And finally, I should note that we should be grateful to “shambolic” if only because it spawned omnishambles!

14 thoughts on ““Shambolic,” revisited

  1. Ooh, not sure I agree about the origin of ‘omnishambles’. ‘Shambolic’ is widely recognised in the UK, but has never been spoken as often as ‘shambles’, not in my hearing.

    1. Yes, “shambles” meaning a mess, a state of disorder, seems to have been around for a while – 1926 is the earliest citation in the OED.

      1. Yup, ‘omnishambles’ first struck me as a catchy way to say ‘an enormous shambles’ but I suppose it means ‘a shambles in all respects/in every way’ – The opposite of omnicompetent; not such a catchy word, but its vibe also matches its meaning. The classic phrase our dads would have used is ‘it’s a bloody shambles’; which neatly connects with the original, many centuries old, meaning of ‘shambles’.

        Phrazle has at last set a clearly non-American phrase as its teaser – and it’s a noob Ben has covered. A few days ago the solution was ‘getting sacked’. We’d be more likely to say ‘getting the sack’ of course.

      1. I’m perhaps not the best person to ask, Ben; I only became aware of omnishambles when it was used in the House of Commons, around ten years ago. The “The Thick of It” attribution would have been contradicted by now if anyone could prove they’d used it earlier, so it seems pretty solid.

      2. It seems to me that rather than omnishambles coming from shambolic, they both derive from shambles, meaning a mess, either literally or figuratively.

        Shambolic is an adjective, meaning like a shambles. I also wonder if it is a portmanteau – shambles and symbolic.

        An omnishambles is a shambles in several different ways. I’ve never seen The Thick of It, but the entry for omnishambles on Wikipedia gives the context. A new cabinet minister on the first day of her new job messes things up in three different ways.

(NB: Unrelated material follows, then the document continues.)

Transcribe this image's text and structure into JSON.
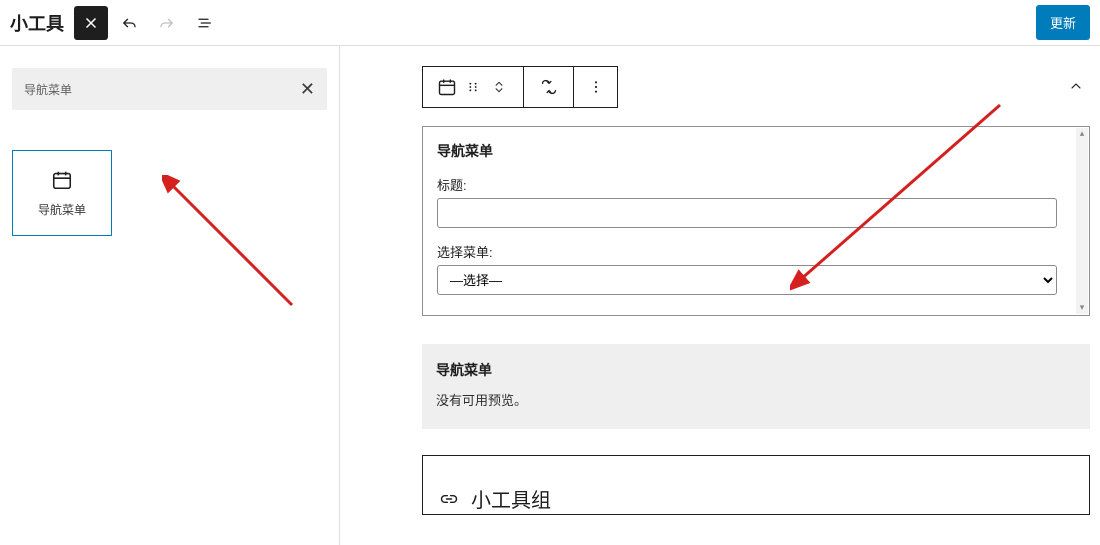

It is suggested her husband is corrupt and she accidentally shows that by standing in the wrong place in front of a sign. It is revealed that she is sending her daughter to a private school. And she is involved with appropriating an expensive office chair from a member of staff. (And I see that the minister was played by Rebecca Front, great in both Avenue 5 and The Other One.)

      3. Yes, you’re right about omnishambles deriving from shambles rather than from shambolic. But I would guess that the voguishness of “shambolic” had something to do with the invention of “omnishambles.”

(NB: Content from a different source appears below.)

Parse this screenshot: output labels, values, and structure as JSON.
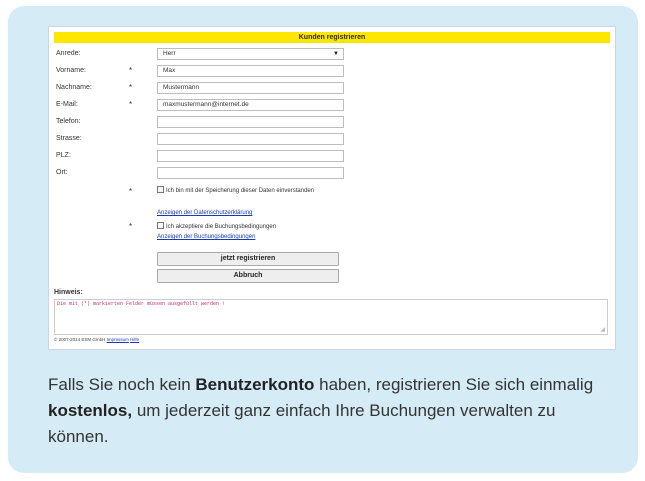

      4. It seems to me that shambles (as a noun) is still common in everyday speech in the UK. Can’t say that shambolic is particularly voguish. Certainly I think I’d say, “That’s a shambles,” more often than “That’s shambolic.”

  2. A shambles was originally an open air slaughter house and meat market – which lends the current use an air of utter disaster!

  3. I used to go to school in York, which has a famously picturesque street called The Shambles, once full of butchers. I see from Wikipedia on the street that “shambles” possibly comes from “the Anglo-Saxon Fleshammels (literally ‘flesh-shelves’)”

    The August 1965 Parliamentary debate quote about “this ancient, shambolic building” is still relevant today as it presumably refers to the crumbling Parliament building itself (completed 1860) – a situation that has not been addressed properly in the subsequent 57 years and might take another 76 years and £22 billion to sort out!

    https://www.theguardian.com/politics/2022/feb/23/parliament-renovation-could-take-76-years-and-cost-22bn-report-says

  4. Shambolic rhymes with ‘carbolic’, a common word for over a century. I can’t think of other rhymes for those two, so perhaps carbolic blazed a trail for shambolic.

    1. ‘Alcoholic’ and ‘colic’ rhyme with it. A rhyme starts with vowel of the last stressed syllable, so you don’t need to match the ‘b’.